The address of the installation is Fort Benning, GA 31905.
Why?
It's part of Georgia.

Fort Benning is inside of Georgia but the State of Georgia does not own Fort Benning nor the equipment on Fort Benning. You need to study Title 18, United States Code, Section 13 and Department of Defense Directive 5525.4 a bit deeper. Title 18, United States Code, Section 13 and Department of Defense Directive 5525.4 does not transfer jurisdiction on Fort Benning to the states of Georgia and Alabama. Title 18, United States Code, Section 13 and Department of Defense Directive 5525.4 also does not transfer ownership of Fort Benning to either state.

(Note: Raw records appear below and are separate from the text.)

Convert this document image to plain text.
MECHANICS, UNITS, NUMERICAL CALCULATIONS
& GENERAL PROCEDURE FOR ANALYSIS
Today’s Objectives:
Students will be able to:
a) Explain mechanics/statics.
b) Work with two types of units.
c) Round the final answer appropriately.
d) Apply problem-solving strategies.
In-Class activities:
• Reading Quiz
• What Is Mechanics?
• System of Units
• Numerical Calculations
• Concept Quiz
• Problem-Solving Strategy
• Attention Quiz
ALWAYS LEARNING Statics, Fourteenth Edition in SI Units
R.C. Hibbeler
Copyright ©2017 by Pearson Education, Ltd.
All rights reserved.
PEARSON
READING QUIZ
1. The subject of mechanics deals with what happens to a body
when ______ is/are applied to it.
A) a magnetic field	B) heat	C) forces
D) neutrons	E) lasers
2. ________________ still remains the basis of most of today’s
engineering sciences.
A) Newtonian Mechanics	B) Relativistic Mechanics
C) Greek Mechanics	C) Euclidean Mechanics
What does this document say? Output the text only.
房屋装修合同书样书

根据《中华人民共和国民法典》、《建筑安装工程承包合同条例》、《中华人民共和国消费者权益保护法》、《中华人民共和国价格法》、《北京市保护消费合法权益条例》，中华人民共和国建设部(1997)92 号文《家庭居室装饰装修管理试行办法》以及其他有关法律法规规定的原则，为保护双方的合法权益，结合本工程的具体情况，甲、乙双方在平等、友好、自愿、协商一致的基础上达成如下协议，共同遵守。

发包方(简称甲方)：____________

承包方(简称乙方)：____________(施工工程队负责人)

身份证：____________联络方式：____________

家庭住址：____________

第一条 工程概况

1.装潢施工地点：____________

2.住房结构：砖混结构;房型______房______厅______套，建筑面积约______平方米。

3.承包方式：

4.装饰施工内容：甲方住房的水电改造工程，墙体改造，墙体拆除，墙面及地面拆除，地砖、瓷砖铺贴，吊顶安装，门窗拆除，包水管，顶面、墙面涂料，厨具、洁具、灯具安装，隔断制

As far as drinking alcoholic beverages on military posts goes, this was once an issue about 20 years ago. To solve issues between the age one is allowed to drink on and off post, the military decided the drinking age on military insulations should match that of the state that borders the military base. This in no way transfers jurisdiction or ownership of military base nor the equipment on the military base.
 
As I stated in post #30, to understand who owns the buildings and land on a military installation one must check with that Installation Directorate of Engineering and Housing or to the Installation Legal Office. Weapons, vehicles, Army pay in the pay office, and even office equipment on military posts do not belong to the state, all such weapons and equipment belongs to the federal government. There are military installations where the State National Guard stores/has weapons and equipment. These do belong to the state.
 
...and subject to its laws. That was my whole point. I said nothing about transfer of ownership.

I remember being based at United States Army Field Station Kunia in Hawaii when a local sheriff's deputy drove up to our gate and demanded to be let in to our facility to serve a US Army member with some sort of state legal documentation. The Warrant Officer in charge on our night shift was called out to see what the situation was by our US MP's on guard at the gate.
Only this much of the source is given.